It’s been over 10 months since the Target security breach that rocked the retail industry, and that turned out to be only the beginning. Hundreds of other POS systems have been successfully attacked by hackers looking to gain customer payment information.
Earlier this month, Sears announced that almost every Kmart location in the U.S. had been compromised, and Dairy Queen wasn’t far behind. 400 of the restaurant’s locations were breached.
Businesses as diverse as P.F. Chang’s, Neiman Marcus and Supervalu have followed in Target’s now-notorious footsteps, and even a few independent businesses, like local pizzerias, have been affected by breaches.
Kmart and Dairy Queen both report that the breaches have been dealt with and customers will be provided with free credit reporting, but why do the attacks keep succeeding in the first place?
Many security researchers suspect that cybercriminals are managing to stay one step ahead as retailers everywhere strengthen their defenses.
Most of the companies were breached through their point-of-sale systems, which are typically used to streamline purchasing processes and organize sale systems by suppliers and parent relationships. The malware found on Kmart’s POS system was reportedly undetectable by current anti-virus technology.

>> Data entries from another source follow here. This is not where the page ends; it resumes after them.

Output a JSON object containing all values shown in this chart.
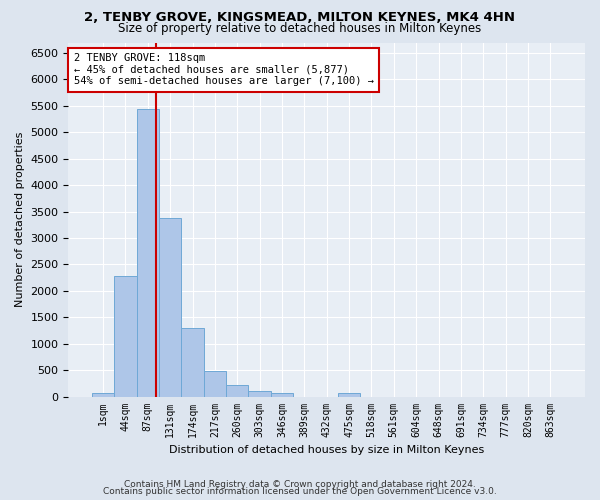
{
  "title1": "2, TENBY GROVE, KINGSMEAD, MILTON KEYNES, MK4 4HN",
  "title2": "Size of property relative to detached houses in Milton Keynes",
  "xlabel": "Distribution of detached houses by size in Milton Keynes",
  "ylabel": "Number of detached properties",
  "bins": [
    "1sqm",
    "44sqm",
    "87sqm",
    "131sqm",
    "174sqm",
    "217sqm",
    "260sqm",
    "303sqm",
    "346sqm",
    "389sqm",
    "432sqm",
    "475sqm",
    "518sqm",
    "561sqm",
    "604sqm",
    "648sqm",
    "691sqm",
    "734sqm",
    "777sqm",
    "820sqm",
    "863sqm"
  ],
  "values": [
    75,
    2280,
    5450,
    3380,
    1300,
    480,
    210,
    100,
    65,
    0,
    0,
    65,
    0,
    0,
    0,
    0,
    0,
    0,
    0,
    0,
    0
  ],
  "bar_color": "#aec6e8",
  "bar_edge_color": "#6fa8d6",
  "vline_color": "#cc0000",
  "annotation_text": "2 TENBY GROVE: 118sqm\n← 45% of detached houses are smaller (5,877)\n54% of semi-detached houses are larger (7,100) →",
  "annotation_box_color": "#ffffff",
  "annotation_box_edge": "#cc0000",
  "ylim": [
    0,
    6700
  ],
  "yticks": [
    0,
    500,
    1000,
    1500,
    2000,
    2500,
    3000,
    3500,
    4000,
    4500,
    5000,
    5500,
    6000,
    6500
  ],
  "footer_line1": "Contains HM Land Registry data © Crown copyright and database right 2024.",
  "footer_line2": "Contains public sector information licensed under the Open Government Licence v3.0.",
  "bg_color": "#dde5ef",
  "plot_bg_color": "#e8eef5"
}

Dairy Queen pointed to Backoff, a form of malware that’s been found on many breached systems. Backoff gains access to administrator accounts through functions like remote desktops, and steals customer data without ever entering a store. The Secret Service, the National Cybersecurity and Communications Integration Center and several security experts warned retailers about Backoff in July, but it hasn’t been enough.
Even once Backoff was identified, the process to fortify antivirus programs against it isn’t a simple one, especially since each deployment features several technical differences. It doesn’t help that successful cybercriminals are likely investing their profits in better malware.
Experts are concerned that more advanced malware would be able to target smaller retailers with less security and a reduced ability to refund customers.